My top 5 strategies from Teach Like a Champion 2.0
Here are 5 of the techniques from TLAC2 that I have put into practice in my class. I’ll do another post about the techniques that I want to get better at later.
1. Reject Self-Report
Rejecting self report means that we are moving past the question “Do you understand” which can give us a vague ‘yes/no’ answer. Don’t get me wrong, sometimes yes/no questions are fine, like when circling. I don’t think they are useful when we are trying to gauge whether or not to move on though. I was thinking about this the other day when having Christmas lunch with my three year old nephew. I first asked him if he ate all his food. He said ‘yes’ but here’s the thing, three year old kids lie. So I changed the question “WHAT did you eat?” well come to find out he had only ate mac and cheese! His parents want him to have a more balanced diet, so if I just stayed with the ‘yes/no’ question he would have been left with an incomplete meal, but because I went beyond yes or no to find out more information he couldn’t just get away with only eating mac and cheese and nothing else. The same is true in our classroom. If we REALLY want to know whether or not students understand something we can’t just ask them to tell us they understand. We have to ask more pointed questions about wht they understand. For me, that might be “How do we know the sentence says ‘I walk’ instead of s/he walks?” Is a lot better than just asking, “do we understand what this sentence means?”
2. Cold Calling
Cold calling is calling on students who have not volunteered to answer a question. Some people don’t like it because it feels like a “gotcha” moment. Which it definitely can be, but what I think people don’t understand about cold calling is that you can call on a student and THEN decide what question you ask them, it doesn’t always have to be question, then call. Call then question is better for me because I know what my students can do, I know how to ask them questions so that they feel successful. Am I guilty of doing an “gotcha” question? Sure, but I try to balance that with having discussions with students about consistently meeting expectations and paying attention. For my cold calling I have one set of 30 popsicle sticks with numbers 1-30 (Or whatever my biggest class is) and in each class I have assigned each student a number alphabetically. So I pull a stick, or have a student pull a stick, they tell me the number, I look at my roster and ask that student a question that I know is appropriate for them.
EDIT: Great suggestion here!
Re #2, I've read that naming the S before asking the Q lets all others off the hook for processing A, leads to tuning out. I haven't developed consistency with Q first, then name, but I'm trying.— Lake Mathison (@lake_mathison) January 3, 2019
Maybe select S (on the DL), formulate + ask Q, then name? Best of both worlds?
3. No Opt Out
This is something that I definitely started doing but need a little more practice at. Not letting students get away with answering “I don’t know”. Whenever I get a student that says that, I try to make sure that they know I expect more from them so I say “I’m going to ask questions to two more people and come back to you, be ready”, or it may be something like asking a student the same question that I ask someone else so that they can have a little bit of a sense of achievement, even if they did just get the answer from someone else at least they can take pride in having answered the teachers question.
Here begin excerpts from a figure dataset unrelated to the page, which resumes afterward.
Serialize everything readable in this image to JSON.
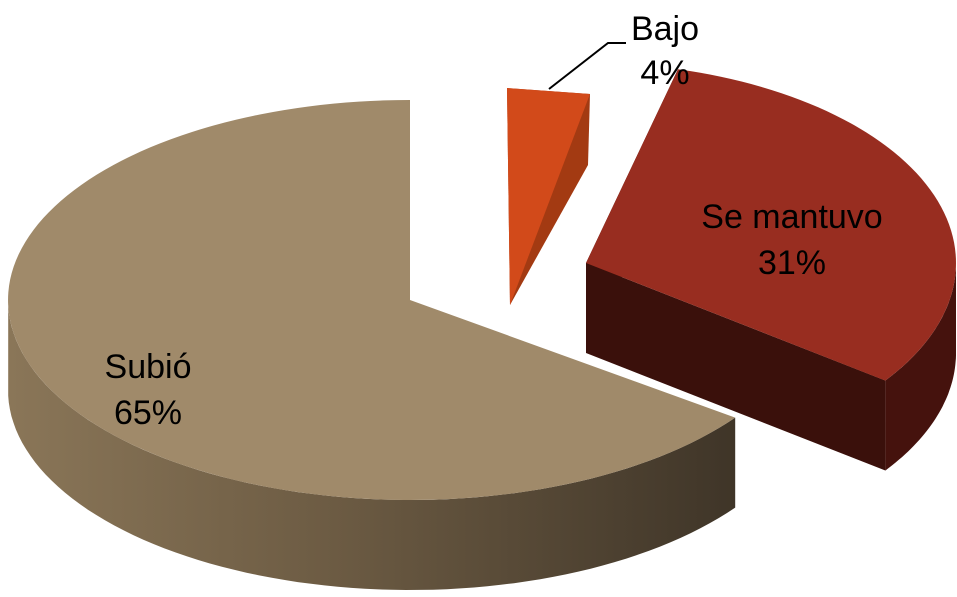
{
  "chart_data": {
    "type": "pie",
    "style": "3d-exploded",
    "categories": [
      "Subió",
      "Bajo",
      "Se mantuvo"
    ],
    "values": [
      65,
      4,
      31
    ],
    "series": [
      {
        "values": [
          65,
          4,
          31
        ],
        "colors": [
          "#A08A6A",
          "#D24A1A",
          "#982D20"
        ],
        "side_colors": [
          "#5E4F3A",
          "#A33A12",
          "#45120D"
        ]
      }
    ],
    "data_labels": [
      {
        "name": "Subió",
        "value_text": "65%"
      },
      {
        "name": "Bajo",
        "value_text": "4%"
      },
      {
        "name": "Se mantuvo",
        "value_text": "31%"
      }
    ],
    "legend": "none"
  }
}
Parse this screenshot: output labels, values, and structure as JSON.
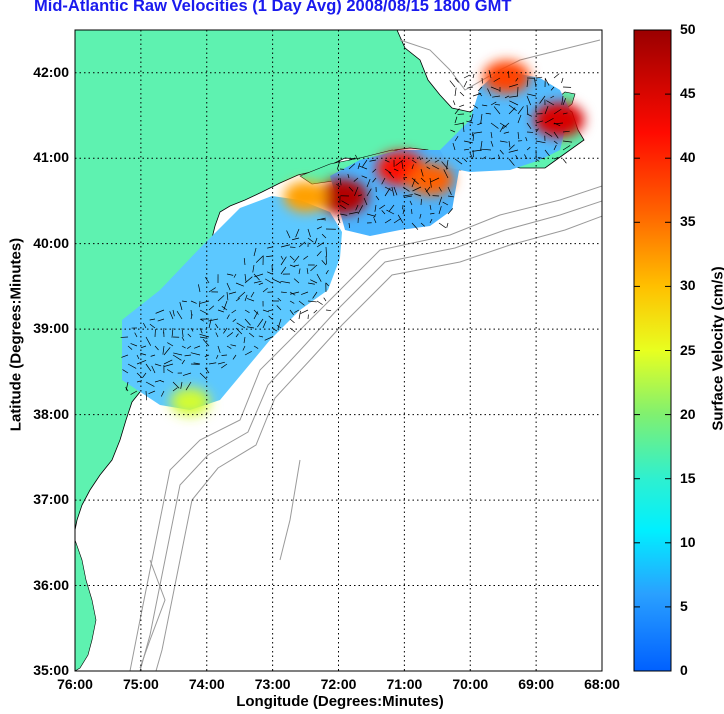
{
  "title": "Mid-Atlantic Raw Velocities (1 Day Avg) 2008/08/15 1800 GMT",
  "xlabel": "Longitude (Degrees:Minutes)",
  "ylabel": "Latitude (Degrees:Minutes)",
  "x_ticks": [
    "76:00",
    "75:00",
    "74:00",
    "73:00",
    "72:00",
    "71:00",
    "70:00",
    "69:00",
    "68:00"
  ],
  "y_ticks": [
    "42:00",
    "41:00",
    "40:00",
    "39:00",
    "38:00",
    "37:00",
    "36:00",
    "35:00"
  ],
  "colorbar": {
    "label": "Surface Velocity (cm/s)",
    "ticks": [
      "50",
      "45",
      "40",
      "35",
      "30",
      "25",
      "20",
      "15",
      "10",
      "5",
      "0"
    ],
    "range": [
      0,
      50
    ]
  },
  "colors": {
    "land": "#5ef2b0",
    "title": "#1a1aee",
    "contour": "#9a9a9a"
  },
  "chart_data": {
    "type": "heatmap",
    "title": "Mid-Atlantic Raw Velocities (1 Day Avg) 2008/08/15 1800 GMT",
    "xlabel": "Longitude (Degrees:Minutes)",
    "ylabel": "Latitude (Degrees:Minutes)",
    "xlim": [
      -76,
      -68
    ],
    "ylim": [
      35,
      42.5
    ],
    "grid": true,
    "colorbar_range": [
      0,
      50
    ],
    "colorbar_label": "Surface Velocity (cm/s)",
    "hotspots": [
      {
        "lon": -71.95,
        "lat": 40.55,
        "speed": 48
      },
      {
        "lon": -71.05,
        "lat": 40.88,
        "speed": 42
      },
      {
        "lon": -70.6,
        "lat": 40.75,
        "speed": 36
      },
      {
        "lon": -68.65,
        "lat": 41.45,
        "speed": 45
      },
      {
        "lon": -69.45,
        "lat": 41.95,
        "speed": 38
      },
      {
        "lon": -72.5,
        "lat": 40.55,
        "speed": 32
      },
      {
        "lon": -74.25,
        "lat": 38.15,
        "speed": 24
      }
    ]
  }
}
This has worked best for me when I do cold calling with popsicle sticks. I tell students “Ok… I’m going to put your stick back in the cup be prepared next time I call your number”. In most cases this has worked to get students back on the page, but I do want to be a little more consistent with it.
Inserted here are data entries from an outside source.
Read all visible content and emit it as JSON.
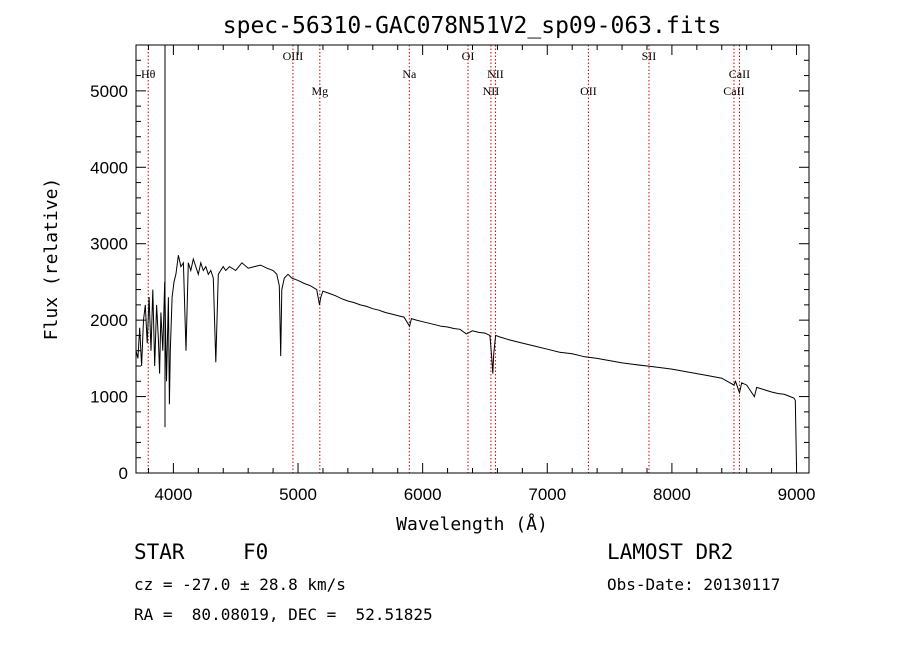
{
  "chart_data": {
    "type": "line",
    "title": "spec-56310-GAC078N51V2_sp09-063.fits",
    "xlabel": "Wavelength (Å)",
    "ylabel": "Flux (relative)",
    "xlim": [
      3700,
      9100
    ],
    "ylim": [
      0,
      5600
    ],
    "xticks": [
      4000,
      5000,
      6000,
      7000,
      8000,
      9000
    ],
    "yticks": [
      0,
      1000,
      2000,
      3000,
      4000,
      5000
    ],
    "grid": false,
    "line_color": "#000000",
    "marker_color": "#cc0000",
    "series": [
      {
        "x": [
          3700,
          3715,
          3730,
          3745,
          3760,
          3775,
          3790,
          3805,
          3820,
          3835,
          3850,
          3865,
          3880,
          3889,
          3900,
          3915,
          3930,
          3945,
          3960,
          3968,
          3975,
          3990,
          4005,
          4020,
          4040,
          4060,
          4080,
          4101,
          4120,
          4140,
          4160,
          4180,
          4200,
          4220,
          4240,
          4260,
          4280,
          4300,
          4320,
          4340,
          4360,
          4380,
          4400,
          4420,
          4450,
          4500,
          4550,
          4600,
          4650,
          4700,
          4750,
          4800,
          4830,
          4850,
          4861,
          4870,
          4890,
          4920,
          4950,
          5000,
          5050,
          5100,
          5150,
          5172,
          5183,
          5200,
          5250,
          5300,
          5350,
          5400,
          5450,
          5500,
          5550,
          5600,
          5650,
          5700,
          5750,
          5800,
          5850,
          5895,
          5910,
          5950,
          6000,
          6050,
          6100,
          6150,
          6200,
          6250,
          6300,
          6350,
          6400,
          6450,
          6500,
          6540,
          6555,
          6563,
          6570,
          6585,
          6620,
          6700,
          6800,
          6900,
          7000,
          7100,
          7200,
          7300,
          7400,
          7500,
          7600,
          7700,
          7800,
          7900,
          8000,
          8100,
          8200,
          8300,
          8400,
          8498,
          8510,
          8542,
          8560,
          8600,
          8662,
          8680,
          8720,
          8760,
          8800,
          8850,
          8900,
          8950,
          8980,
          8990,
          9000
        ],
        "y": [
          1600,
          1500,
          1900,
          1400,
          2000,
          2200,
          1700,
          2300,
          1600,
          2400,
          1400,
          2200,
          1750,
          1300,
          2100,
          1600,
          2500,
          1200,
          2300,
          900,
          1600,
          2300,
          2500,
          2600,
          2850,
          2700,
          2750,
          1600,
          2750,
          2650,
          2800,
          2700,
          2600,
          2750,
          2650,
          2700,
          2600,
          2650,
          2550,
          1450,
          2600,
          2650,
          2700,
          2650,
          2700,
          2650,
          2750,
          2680,
          2700,
          2720,
          2680,
          2650,
          2600,
          2450,
          1530,
          2400,
          2550,
          2600,
          2550,
          2520,
          2480,
          2450,
          2400,
          2200,
          2300,
          2380,
          2350,
          2320,
          2280,
          2250,
          2230,
          2200,
          2180,
          2150,
          2130,
          2100,
          2080,
          2060,
          2040,
          1920,
          2020,
          2000,
          1980,
          1960,
          1940,
          1920,
          1910,
          1890,
          1880,
          1820,
          1860,
          1840,
          1830,
          1800,
          1500,
          1300,
          1550,
          1800,
          1780,
          1740,
          1700,
          1660,
          1620,
          1580,
          1560,
          1520,
          1500,
          1470,
          1440,
          1420,
          1400,
          1380,
          1360,
          1330,
          1300,
          1270,
          1240,
          1150,
          1200,
          1050,
          1180,
          1150,
          1000,
          1120,
          1100,
          1080,
          1060,
          1040,
          1030,
          1000,
          980,
          950,
          100
        ]
      }
    ],
    "spike": {
      "x": 3933,
      "y": 5600
    },
    "lines_markers": [
      {
        "label": "Hθ",
        "x": 3798,
        "row": "upper"
      },
      {
        "label": "OIII",
        "x": 4959,
        "row": "top"
      },
      {
        "label": "Mg",
        "x": 5175,
        "row": "mid"
      },
      {
        "label": "Na",
        "x": 5893,
        "row": "upper"
      },
      {
        "label": "OI",
        "x": 6364,
        "row": "top"
      },
      {
        "label": "NII",
        "x": 6548,
        "row": "mid"
      },
      {
        "label": "NII",
        "x": 6584,
        "row": "upper"
      },
      {
        "label": "OII",
        "x": 7330,
        "row": "mid"
      },
      {
        "label": "SII",
        "x": 7816,
        "row": "top"
      },
      {
        "label": "CaII",
        "x": 8498,
        "row": "mid"
      },
      {
        "label": "CaII",
        "x": 8542,
        "row": "upper"
      }
    ]
  },
  "info": {
    "class_label": "STAR",
    "subclass": "F0",
    "survey": "LAMOST DR2",
    "cz": "cz = -27.0 ± 28.8 km/s",
    "obs_date": "Obs-Date: 20130117",
    "radec": "RA =  80.08019, DEC =  52.51825"
  }
}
Easier said than done. I’ll be completely honest… the best times that I circulate are during evaluations. That’s not to say that I don’t always circulate, but it happens a lot more during those times. I have my classroom set up, most of the time anyway, in 3 columns of 2 seats in 5 rows with two aisles that I can make my way through. For me when this is an issue is when I am speaking Spanish to my students I like to use hand gestures, and I like to write quick translations of words on my board so it’s hard to get away from my board. I’m going to try to hand that job off to a heritage speaker (a student who already speaks Spanish) this semester though so I can circulate a little better. I try to set up my classroom so that I can have proximity to every single student when I need to. Let’s get away from our desks and circulate this semester, friends!
5. Everybody Writes
This is something that I’ve worked on a lot this year. I want to find ways to make students write, not only because we need to get better at writing, but because I want students to see that they CAN put into Spanish their thoughts. I have tried to create different forms that students use for different tasks. If I can make something provide input AND give them a reason to get pencil to paper it’ll be great! So I started with Persona Especial from Bryce Hedstrom, as we interviewed a student at the front of the class I had students write three different types of things. 1) what the student says about themselves (first person) 2) what we can say about them (3rd person) and what they have in common (first person, plural) We did that almost every week and students WERE able to write about themselves later, it’s been magical. One of my issues with Everybody Writes is that Mr. Lemov suggests that students write before discussing which kind of distracts from meeting the interpersonal communication standard (two way, negotiation of meaning, and spontaneous) if students already have their answers written it’s not really spontaneous.
I was going to try to pick 10 of these to discuss, and maybe I will find more, but here are my top five so far. Later I will write about the techniques that I want to get better at, and some ideas of how I will get better at them.